Tuesday, June 2nd, 2009

The Summer 2009 (Vol. Eight) issue of the Irish quarterly review, STUDIES has just appeared in a regal purple cover. The theme is ‘Overlooked in Irish History,’ and contains some fascinating insights into the work of Canon Sheehan, novelist, Nano Nagle (her commemorative rooms in Dingle, Co. Kerry, in the old convent, are worth a visit) and Bulmer Hobson, a Protestant Nationalist. Pól Ó Muirí reviews a new book on Northern Ireland in the aftermath of the Troubles, citing as the book’s main weakness that “they do not define what Northern Irish society was like before the Troubles began.” There are numerous book reviews. Fascinating is the essay by Joyce Padbury on Mary Leyden, 1862 - 1942, who, because a woman lecturing would be too strange a thing altogether, was not appointed to a Senior Fellowship of the Royal University in University College. The Autumn issue is themed around ‘Solving our Problems.’ {www.studiesirishreview.com ISBN 02 9 770039 349043. Editor Fergus O’Donohue, S.J. Available (in Galway) at Charlie Byrne’s Bookshop, Middle Street.}

THE EDINBURGH REVIEW 126 has just popped through the door, with a stories by James Kelman and others, poetry, a wonderful black-and-white visual essay by Robin Gillanders, and a screed of book reviews, of poetry and essays and criticism. ‘New Perspectives on the Irish in Scotland’ is a book of a dozen essays on “the impact that immigration from Ireland has had on Scvottish society from entire nineteenth century to the second world war.” One of the essays, by Máirtín Ó Catháin, concerns Sinn Féin in Scotland, from 1905 to 1938 - the date, interestingly, of Hitler’s ‘Anschluss.’ Various communities such as Clydeside, for instance, are examined; it is notable that (the same was true in Canada in the ‘Fifties) that Ulster-born Catholic and Protestant immigrants reached a point by 1901 when segregation, “although intense at first, was negligible.” The Irish did not merely emigrate to Scotland; they shaped that country. (The Edinburgh Review. £5.99 ISSN 0267-6672 Edited by Brian McCabe. www.edinburghreview.org.uk)

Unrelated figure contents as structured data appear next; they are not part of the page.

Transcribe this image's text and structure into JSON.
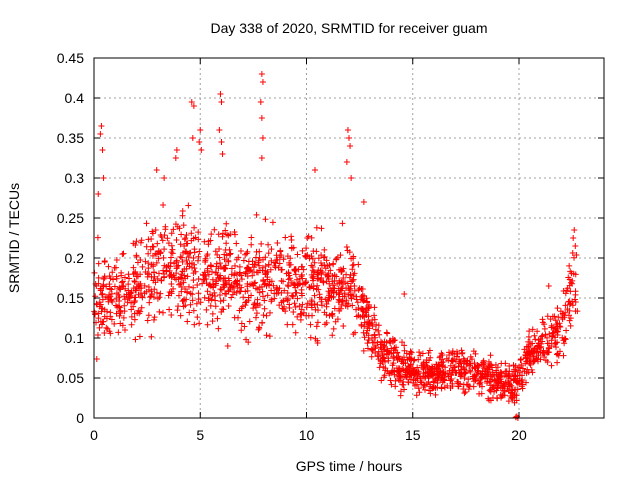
{
  "chart_data": {
    "type": "scatter",
    "title": "Day 338 of 2020, SRMTID for receiver guam",
    "xlabel": "GPS time / hours",
    "ylabel": "SRMTID / TECUs",
    "xlim": [
      0,
      24
    ],
    "ylim": [
      0,
      0.45
    ],
    "xticks": [
      0,
      5,
      10,
      15,
      20
    ],
    "yticks": [
      0,
      0.05,
      0.1,
      0.15,
      0.2,
      0.25,
      0.3,
      0.35,
      0.4,
      0.45
    ],
    "grid": true,
    "marker": "+",
    "series": [
      {
        "name": "SRMTID",
        "color": "#ff0000",
        "profile": [
          {
            "x": 0.0,
            "y": 0.15,
            "spread": 0.05
          },
          {
            "x": 1.0,
            "y": 0.15,
            "spread": 0.05
          },
          {
            "x": 2.0,
            "y": 0.16,
            "spread": 0.05
          },
          {
            "x": 3.0,
            "y": 0.19,
            "spread": 0.06
          },
          {
            "x": 4.0,
            "y": 0.19,
            "spread": 0.06
          },
          {
            "x": 5.0,
            "y": 0.18,
            "spread": 0.06
          },
          {
            "x": 6.0,
            "y": 0.18,
            "spread": 0.06
          },
          {
            "x": 7.0,
            "y": 0.17,
            "spread": 0.06
          },
          {
            "x": 8.0,
            "y": 0.17,
            "spread": 0.06
          },
          {
            "x": 9.0,
            "y": 0.17,
            "spread": 0.05
          },
          {
            "x": 10.0,
            "y": 0.17,
            "spread": 0.06
          },
          {
            "x": 11.0,
            "y": 0.16,
            "spread": 0.05
          },
          {
            "x": 12.0,
            "y": 0.17,
            "spread": 0.05
          },
          {
            "x": 12.8,
            "y": 0.13,
            "spread": 0.04
          },
          {
            "x": 13.5,
            "y": 0.08,
            "spread": 0.03
          },
          {
            "x": 14.5,
            "y": 0.06,
            "spread": 0.025
          },
          {
            "x": 16.0,
            "y": 0.055,
            "spread": 0.02
          },
          {
            "x": 17.0,
            "y": 0.06,
            "spread": 0.025
          },
          {
            "x": 18.0,
            "y": 0.055,
            "spread": 0.02
          },
          {
            "x": 19.0,
            "y": 0.045,
            "spread": 0.02
          },
          {
            "x": 19.8,
            "y": 0.04,
            "spread": 0.02
          },
          {
            "x": 20.5,
            "y": 0.08,
            "spread": 0.025
          },
          {
            "x": 21.5,
            "y": 0.1,
            "spread": 0.03
          },
          {
            "x": 22.2,
            "y": 0.13,
            "spread": 0.04
          },
          {
            "x": 22.8,
            "y": 0.17,
            "spread": 0.04
          }
        ],
        "points_per_hour": 85,
        "spikes": [
          {
            "x": 0.35,
            "y": 0.365
          },
          {
            "x": 0.3,
            "y": 0.355
          },
          {
            "x": 0.4,
            "y": 0.335
          },
          {
            "x": 0.45,
            "y": 0.3
          },
          {
            "x": 0.2,
            "y": 0.28
          },
          {
            "x": 3.9,
            "y": 0.335
          },
          {
            "x": 3.85,
            "y": 0.325
          },
          {
            "x": 4.6,
            "y": 0.395
          },
          {
            "x": 4.7,
            "y": 0.39
          },
          {
            "x": 4.65,
            "y": 0.35
          },
          {
            "x": 5.0,
            "y": 0.36
          },
          {
            "x": 4.95,
            "y": 0.345
          },
          {
            "x": 5.05,
            "y": 0.335
          },
          {
            "x": 5.95,
            "y": 0.405
          },
          {
            "x": 6.0,
            "y": 0.395
          },
          {
            "x": 5.9,
            "y": 0.36
          },
          {
            "x": 6.05,
            "y": 0.33
          },
          {
            "x": 6.0,
            "y": 0.345
          },
          {
            "x": 7.9,
            "y": 0.43
          },
          {
            "x": 7.95,
            "y": 0.42
          },
          {
            "x": 7.85,
            "y": 0.395
          },
          {
            "x": 7.9,
            "y": 0.375
          },
          {
            "x": 7.95,
            "y": 0.35
          },
          {
            "x": 7.9,
            "y": 0.325
          },
          {
            "x": 11.95,
            "y": 0.36
          },
          {
            "x": 12.0,
            "y": 0.35
          },
          {
            "x": 12.05,
            "y": 0.34
          },
          {
            "x": 11.9,
            "y": 0.32
          },
          {
            "x": 12.1,
            "y": 0.3
          },
          {
            "x": 2.95,
            "y": 0.31
          },
          {
            "x": 3.3,
            "y": 0.3
          },
          {
            "x": 10.4,
            "y": 0.31
          },
          {
            "x": 12.7,
            "y": 0.27
          },
          {
            "x": 14.6,
            "y": 0.155
          },
          {
            "x": 22.6,
            "y": 0.235
          },
          {
            "x": 22.55,
            "y": 0.225
          },
          {
            "x": 22.65,
            "y": 0.215
          },
          {
            "x": 21.4,
            "y": 0.165
          },
          {
            "x": 19.9,
            "y": 0.002
          },
          {
            "x": 19.95,
            "y": 0.0
          },
          {
            "x": 19.85,
            "y": 0.001
          }
        ]
      }
    ]
  }
}
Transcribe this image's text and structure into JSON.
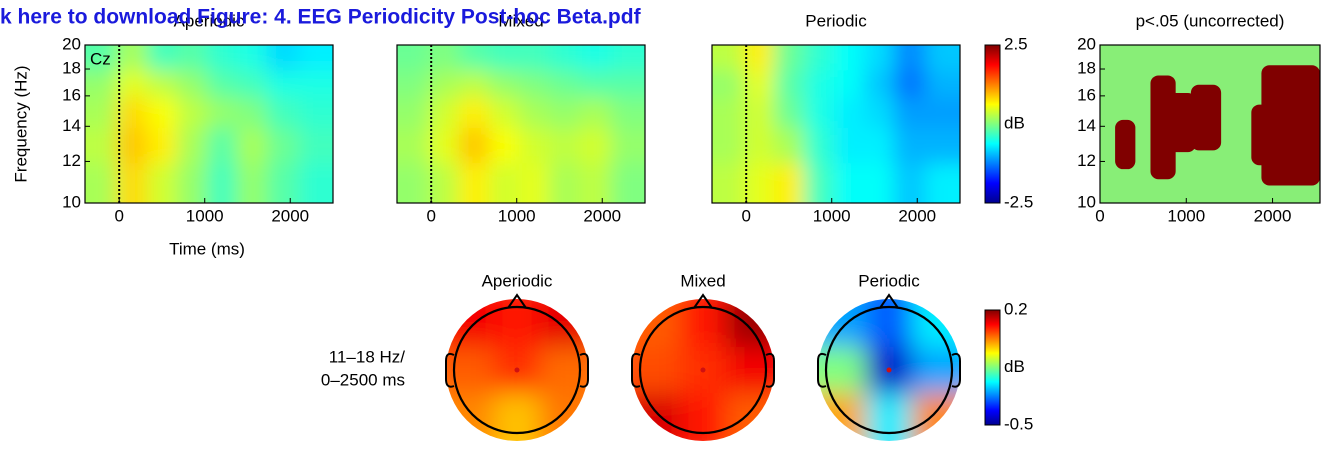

Last but by no means least, comes LIRE, for May 2009. This mesmerising French literary magazine covers, as we’ve come to expect from French lit-mags, film, theatre and music too. The theme is Italy this time around; but there is an extract from a new novel by Douglas Kennedy, ‘Quitter le Monde,’ and a very positive review of Kate O’Riordan’s ‘Pierres de mémoire,’ in which she “confirme qu’elle peut se mesurer aux meilleures plumes irlandaises, celles de John McGahern ou d’Edna O’Brien.” Irish writing has always featured strongly amongst Europes movers and shakers, as witness the news, conveyed in an essay on Adolf Hitler’s reading habits (he read voraciously), that he was an ardent fan of Swift and read ‘Gulliver’s Travels’ with energy. What would he have made of The British Library losing 9,000 books, among them an edition of Wilde’s 1891 ‘Portrait of Dorian Gray,’ worth about €1,400? LIRE was not slow to pick up that story from The Guardian newspaper. Elsewhere there are in-depth discussions of contemporary and previous Italian literature, from Dante to our own time to the popular novels of the giftedly-named Loriano Macchiavelli, and a competition for school children, where they are invited to submit made-up words. [LIRE ‘De Dante a nos jours’ - €5.90. Abonnements: B 1104 - 60732 Sainte Genevieve Cedex, France.]